The answer is yes, it does. Those are libertarian principles. Anything has it's pros and it's cons and there's certainly side effects and cons to that kind of ideal where greed informs decisions that hurt people. No doubt. But the fact remains that the more you shackle individual right and opportunity, the poorer a society becomes. What people fail to realize is that the best check on big corporations is the freedom for people to get into a market to address where those big corporations either under serve or inadequately serve.
I actually don't disagree with any of that. Our prosperity is due in large part to the dynamic innovation that is the result of "free" markets, capitalism, less government interference and competition.
At the same time, capitalism is a system. And with any system, there will be people who simply have the capacity, the organic aptitude, to take far more advantage of it than others. So our task, then, is to find a point of equilibrium at which
both dynamic innovation
and protections and safety nets can exist.
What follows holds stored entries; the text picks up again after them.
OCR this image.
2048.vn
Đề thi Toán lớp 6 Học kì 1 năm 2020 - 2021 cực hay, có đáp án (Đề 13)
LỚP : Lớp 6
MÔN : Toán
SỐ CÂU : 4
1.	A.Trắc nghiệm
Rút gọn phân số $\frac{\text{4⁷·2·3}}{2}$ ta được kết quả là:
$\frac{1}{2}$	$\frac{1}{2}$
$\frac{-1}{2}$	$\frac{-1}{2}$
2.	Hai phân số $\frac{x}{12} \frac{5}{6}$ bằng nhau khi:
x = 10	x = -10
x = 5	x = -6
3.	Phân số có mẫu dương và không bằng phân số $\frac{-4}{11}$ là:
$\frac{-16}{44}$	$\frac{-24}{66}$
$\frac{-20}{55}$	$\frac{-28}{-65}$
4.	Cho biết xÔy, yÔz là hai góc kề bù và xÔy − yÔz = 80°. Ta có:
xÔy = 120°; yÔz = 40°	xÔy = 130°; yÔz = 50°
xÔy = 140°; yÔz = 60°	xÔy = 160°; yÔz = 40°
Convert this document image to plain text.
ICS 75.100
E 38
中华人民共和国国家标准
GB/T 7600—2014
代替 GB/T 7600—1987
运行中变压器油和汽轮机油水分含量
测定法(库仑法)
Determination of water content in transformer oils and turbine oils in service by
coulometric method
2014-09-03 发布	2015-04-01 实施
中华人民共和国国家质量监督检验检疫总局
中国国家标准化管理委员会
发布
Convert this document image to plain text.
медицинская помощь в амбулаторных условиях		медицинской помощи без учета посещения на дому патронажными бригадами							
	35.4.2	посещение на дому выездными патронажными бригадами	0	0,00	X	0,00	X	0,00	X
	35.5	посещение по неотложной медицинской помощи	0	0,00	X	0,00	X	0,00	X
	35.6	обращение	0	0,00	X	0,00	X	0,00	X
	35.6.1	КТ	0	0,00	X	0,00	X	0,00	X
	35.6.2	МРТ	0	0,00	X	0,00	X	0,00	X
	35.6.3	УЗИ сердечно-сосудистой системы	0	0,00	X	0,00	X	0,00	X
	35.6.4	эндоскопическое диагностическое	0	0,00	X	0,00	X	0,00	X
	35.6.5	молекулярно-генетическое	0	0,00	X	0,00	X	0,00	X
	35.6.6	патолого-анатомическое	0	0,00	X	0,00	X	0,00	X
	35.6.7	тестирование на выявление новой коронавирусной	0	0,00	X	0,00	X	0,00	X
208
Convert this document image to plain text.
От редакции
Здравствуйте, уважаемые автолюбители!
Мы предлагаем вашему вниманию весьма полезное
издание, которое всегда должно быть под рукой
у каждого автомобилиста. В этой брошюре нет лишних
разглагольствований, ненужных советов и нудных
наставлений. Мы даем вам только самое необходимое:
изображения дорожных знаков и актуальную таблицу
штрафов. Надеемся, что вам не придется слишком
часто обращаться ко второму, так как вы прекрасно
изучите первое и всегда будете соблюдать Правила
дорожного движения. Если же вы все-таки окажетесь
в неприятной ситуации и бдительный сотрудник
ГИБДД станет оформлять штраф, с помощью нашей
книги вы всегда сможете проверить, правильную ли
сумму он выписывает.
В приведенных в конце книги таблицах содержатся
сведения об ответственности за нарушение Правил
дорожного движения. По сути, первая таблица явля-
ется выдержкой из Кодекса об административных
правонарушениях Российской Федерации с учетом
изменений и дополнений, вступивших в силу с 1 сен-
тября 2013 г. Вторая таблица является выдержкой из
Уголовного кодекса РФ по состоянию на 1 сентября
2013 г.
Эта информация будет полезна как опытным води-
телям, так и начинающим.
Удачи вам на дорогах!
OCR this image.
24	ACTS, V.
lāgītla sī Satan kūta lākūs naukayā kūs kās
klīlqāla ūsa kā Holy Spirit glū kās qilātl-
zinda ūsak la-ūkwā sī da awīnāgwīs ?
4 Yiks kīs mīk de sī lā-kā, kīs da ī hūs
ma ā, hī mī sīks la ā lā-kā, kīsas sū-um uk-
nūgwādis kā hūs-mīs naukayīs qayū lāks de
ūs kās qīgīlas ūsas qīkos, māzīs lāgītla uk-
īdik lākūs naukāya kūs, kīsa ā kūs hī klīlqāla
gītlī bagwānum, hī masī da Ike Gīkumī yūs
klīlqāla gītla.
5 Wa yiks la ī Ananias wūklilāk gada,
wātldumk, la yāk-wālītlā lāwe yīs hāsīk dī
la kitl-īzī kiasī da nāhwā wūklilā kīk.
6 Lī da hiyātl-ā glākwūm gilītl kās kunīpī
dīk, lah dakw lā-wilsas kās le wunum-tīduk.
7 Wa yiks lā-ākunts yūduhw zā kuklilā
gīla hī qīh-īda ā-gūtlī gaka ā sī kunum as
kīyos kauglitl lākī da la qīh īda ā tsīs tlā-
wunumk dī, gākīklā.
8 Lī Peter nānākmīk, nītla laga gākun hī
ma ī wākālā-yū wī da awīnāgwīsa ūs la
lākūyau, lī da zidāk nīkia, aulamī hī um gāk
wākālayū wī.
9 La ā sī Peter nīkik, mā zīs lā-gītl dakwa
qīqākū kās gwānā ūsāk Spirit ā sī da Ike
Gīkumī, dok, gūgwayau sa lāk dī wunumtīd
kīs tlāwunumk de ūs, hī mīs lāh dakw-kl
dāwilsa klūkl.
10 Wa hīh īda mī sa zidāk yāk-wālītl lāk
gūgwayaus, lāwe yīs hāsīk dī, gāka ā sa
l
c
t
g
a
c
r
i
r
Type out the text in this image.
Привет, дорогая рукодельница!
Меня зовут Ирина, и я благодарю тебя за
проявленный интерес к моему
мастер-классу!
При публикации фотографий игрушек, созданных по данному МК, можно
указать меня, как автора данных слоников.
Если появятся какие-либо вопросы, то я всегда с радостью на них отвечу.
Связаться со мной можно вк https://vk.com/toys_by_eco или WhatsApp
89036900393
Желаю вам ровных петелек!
There are two very good reasons why we'd want to find this point of equilibrium: First, those with this increased capacity were lucky enough to have been born here, and not in Haiti or Jordan. A civilized society owes it to itself to provide for the least of its citizens, out of sheer decency. But also, if wealth disparities become too grotesque, at some point there is going to be a reaction. So maintaining a decent safety net might be considered an insurance policy for maintaining what we want.